Project #1: OpenMP Loop Scheduling Visualization

In this project you will be working with LLVM OpenMP runtime library, which is also used in the commercial Intel compiler. The runtime is the part of the OpenMP implementation that your code is linked with, and that manages execution of an OpenMP program by multiple threads. When a compiler encounters an OpenMP directive, it generates code that makes calls to the runtime library. The compiler outlines sections of code that are to run in parallel into separate functions that can then be invoked in multiple threads. For instance, simple code like this

void foo()
{
    #pragma omp parallel
    {
        ... do something ...
    }
}

is converted into something that looks conceptually like this

static void outlinedFooBody()
{
    ... do something ...
}
void foo()
{
    __kmpc_fork_call(outlinedFooBody, (void*)0, …); // Not the real function name!
}

In the worksharing construct, e.g. #pragma omp parallel for, iterations are executed in parallel by threads. They are distributed across threads according to the schedule clause, e.g. schedule(kind[, chunk_size]). The schedule clause can be specified by the following kinds: static, dynamic, guided, auto and runtime, where each kind distributes iterations among threads differently.

The goal of this project is to visualize the distribution of iterations to each thread by creating a graph. You will need to modify the OpenMP runtime source codes that handle the distribution of iterations and have the runtime to store loop distribution information to memory buffer. By the time the execution finishes, loop distribution info stored in the memory buffer is dumped to a text file in DOT format, which can be visualized using DOT tool.
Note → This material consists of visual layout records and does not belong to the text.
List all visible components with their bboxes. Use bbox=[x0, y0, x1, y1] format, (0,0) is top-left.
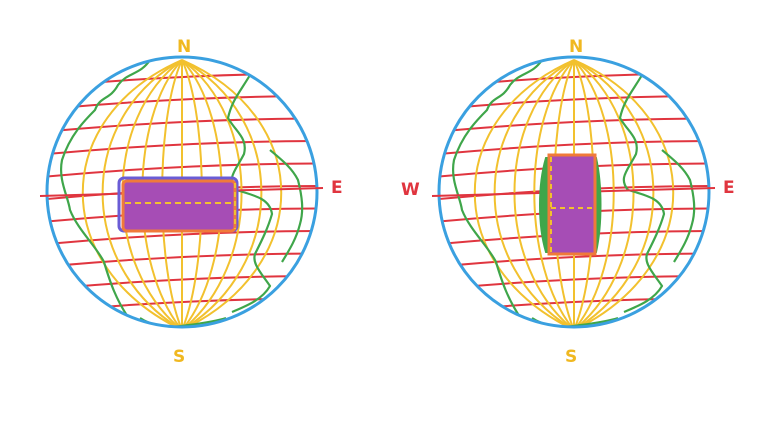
label-south: S bbox=[565, 347, 577, 367]
projected-rectangle bbox=[117, 176, 239, 233]
globe-left: N S E bbox=[39, 37, 343, 367]
label-north: N bbox=[177, 37, 191, 57]
globe-right: N S W E bbox=[401, 37, 735, 367]
continent-west-outline bbox=[60, 59, 151, 321]
label-west: W bbox=[401, 180, 420, 200]
longitude-line bbox=[181, 59, 282, 327]
globe-outline bbox=[437, 55, 711, 329]
continent-east-coast bbox=[661, 149, 696, 263]
longitude-line bbox=[573, 59, 655, 327]
continent-east-outline bbox=[226, 74, 274, 314]
longitude-line bbox=[101, 59, 183, 327]
continent-west-outline bbox=[452, 59, 543, 321]
longitude-line bbox=[181, 59, 243, 327]
longitude-line bbox=[573, 59, 675, 327]
label-east: E bbox=[723, 178, 735, 198]
continent-east-coast bbox=[269, 149, 304, 263]
longitude-line bbox=[82, 59, 183, 327]
continent-east-outline bbox=[618, 74, 666, 314]
longitude-line bbox=[573, 59, 615, 327]
label-north: N bbox=[569, 37, 583, 57]
longitude-line bbox=[473, 59, 575, 327]
label-south: S bbox=[173, 347, 185, 367]
projected-rectangle bbox=[539, 153, 602, 256]
longitude-line bbox=[181, 59, 263, 327]
longitude-line bbox=[493, 59, 575, 327]
globe-outline bbox=[45, 55, 319, 329]
label-east: E bbox=[331, 178, 343, 198]
longitude-line bbox=[573, 59, 635, 327]
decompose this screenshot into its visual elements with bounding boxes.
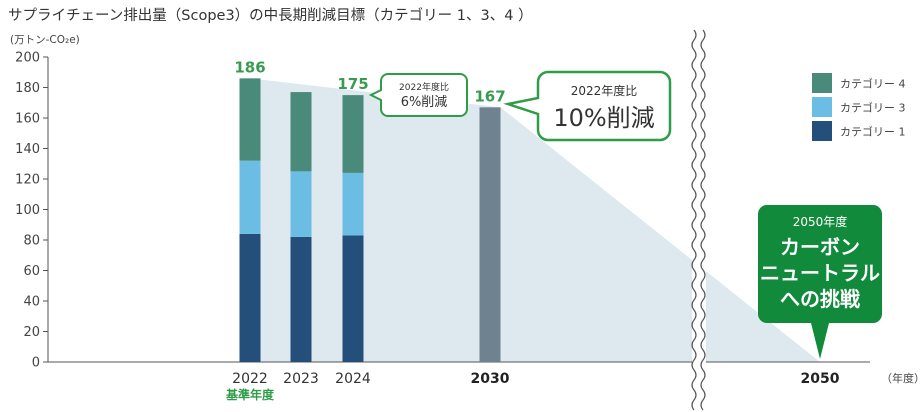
bar-2022-series-1 xyxy=(239,233,261,362)
x-tick-label-2050: 2050 xyxy=(801,371,840,387)
callout-10pct-top: 2022年度比 xyxy=(571,83,638,98)
y-tick-label: 100 xyxy=(15,203,40,218)
callout-6pct-main: 6%削減 xyxy=(401,94,448,110)
bar-2023-series-2 xyxy=(290,171,312,237)
bar-2024-series-1 xyxy=(342,235,364,362)
callout-10pct-main: 10%削減 xyxy=(553,104,654,132)
callout-10pct: 2022年度比 10%削減 xyxy=(503,70,672,142)
bar-2024-series-3 xyxy=(342,95,364,173)
bar-2022-series-2 xyxy=(239,160,261,234)
callout-2050-line-2: ニュートラル xyxy=(760,261,880,285)
total-label-2030: 167 xyxy=(474,87,505,105)
x-tick-label-2030: 2030 xyxy=(471,371,510,387)
base-year-label: 基準年度 xyxy=(225,387,275,402)
y-tick-label: 120 xyxy=(15,173,40,188)
callout-2050-goal: 2050年度 カーボン ニュートラル への挑戦 xyxy=(758,205,882,359)
axis-break-line-left xyxy=(691,29,697,411)
legend-label-1: カテゴリー 1 xyxy=(840,125,906,139)
y-tick-label: 80 xyxy=(23,234,40,249)
legend-swatch-1 xyxy=(812,121,832,141)
callout-6pct-top: 2022年度比 xyxy=(399,81,449,93)
bar-2030-target xyxy=(479,107,501,362)
callout-2050-line-1: カーボン xyxy=(780,235,860,259)
x-tick-label-2024: 2024 xyxy=(335,371,371,387)
legend-swatch-3 xyxy=(812,73,832,93)
x-tick-label-2022: 2022 xyxy=(232,371,268,387)
axis-break-line-right xyxy=(700,29,706,411)
bar-2022-series-3 xyxy=(239,78,261,161)
legend-swatch-2 xyxy=(812,97,832,117)
x-axis-unit: （年度） xyxy=(881,371,920,385)
bar-2023-series-3 xyxy=(290,92,312,172)
callout-6pct: 2022年度比 6%削減 xyxy=(368,73,468,117)
legend-label-2: カテゴリー 3 xyxy=(840,101,906,115)
callout-2050-line-3: への挑戦 xyxy=(780,287,860,311)
y-tick-label: 140 xyxy=(15,142,40,157)
chart-title: サプライチェーン排出量（Scope3）の中長期削減目標（カテゴリー 1、3、4 … xyxy=(8,8,533,24)
y-tick-label: 20 xyxy=(23,325,40,340)
y-tick-label: 180 xyxy=(15,81,40,96)
total-label-2024: 175 xyxy=(337,75,368,93)
y-tick-label: 160 xyxy=(15,112,40,127)
y-tick-label: 0 xyxy=(32,356,40,371)
total-label-2022: 186 xyxy=(234,58,265,76)
reduction-pathway-area xyxy=(250,78,820,362)
x-tick-label-2023: 2023 xyxy=(283,371,319,387)
y-tick-label: 200 xyxy=(15,51,40,66)
axis-break xyxy=(691,28,706,411)
bar-2023-series-1 xyxy=(290,236,312,362)
bar-2024-series-2 xyxy=(342,172,364,236)
callout-2050-top: 2050年度 xyxy=(793,214,848,229)
y-tick-label: 60 xyxy=(23,264,40,279)
y-tick-label: 40 xyxy=(23,295,40,310)
legend-label-3: カテゴリー 4 xyxy=(840,77,906,91)
legend: カテゴリー 4 カテゴリー 3 カテゴリー 1 xyxy=(812,73,906,141)
y-axis-unit: (万トン-CO₂e) xyxy=(10,34,80,46)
For instance, with static scheduling the number of iterations is evenly distributed among all OpenMP threads. If we have 4 threads and 100 iterations, then each thread will execute 25 iterations and the graph would be something similar as the following:

static loop schedule

Development Setup

Development

  1. You mainly need to study and modify two files: kmp_sched.cpp and kmp_dispatch.cpp. kmp_sched.cpp provides functions (mainly __kmp_for_static_init function, also see manual 5.8.3.24, page #35 ) for supporting static schedule of worksharing loops and kmp_dispatch.cpp provides functions (mainly __kmpc_dispatch_init and __kmp_dispatch_next functions, also see manual 5.8.3.6 and 5.8.3.10, page #32) for dynamic scheduling of worksharing loops.

About runtime tracing

The runtime tracing, when being turned on, prints out tracing information of task execution that can help you understand the work-stealing algorithm. To enable tracing, you need to set KMP_A_DEBUG=<n> where n is necessary level of trace messages. For example, to get messages with level <=20: set KMP_A_DEBUG=20. See below:

KMP_A_DEBUG tracing

Schedule and submission in each phase (submit from Moodle):

Phase Deadline Tasks Submission
1 03/17 OpenMP runtime study, motivations, and design of the implementation. In the report, you will describe OpenMP runtime architecture, the motivation and design of the schedule graph. Written report.
2 03/27 Initial graph generation for static and dynamic with chunk sizes; and auto and guided with chunk sizes Implementation, doc and evaluation report
3 04/17 Refine graph generation to include more information such as timing, and CPU counter info by using PAPI interface. Project presentation. Implementation, doc, evaluation report and presentation
4 04/24 Final project report due. Modified source files, final report and presentation

Resources:

  1. DOT graph format, DOT visualization: xdot on Linux
  2. Read the source code from web browswer with cross-link and search(need VPN to access from off-campus): http://orion.ec.oakland.edu:8080/llvm/xref/projects/openmp/runtime/. E.g. code browser

Sections in your report:

  1. Introduction (introduce the background, motivation and contribution of the work)
  2. Motivation and Proposed Solution
  3. Implementation: which discusses how Intel OpenMP runtime works that are relevant to what you are doing, how do you implement, and the challenge and solution you faced while implementing the proposed solution.
  4. Experimental Results: show off your work using real results or figures.
  5. Related Work: discuss the similarity and differences of yours with others and why yours are better
  6. Conclusion: conclusion, implication and future work
  7. References

Your submission should include everything in one zipped package: the report in editable form, presentation slide and sources code/makefile, and a file that provides a summary of your changes to the original Intel OpenMP runtime.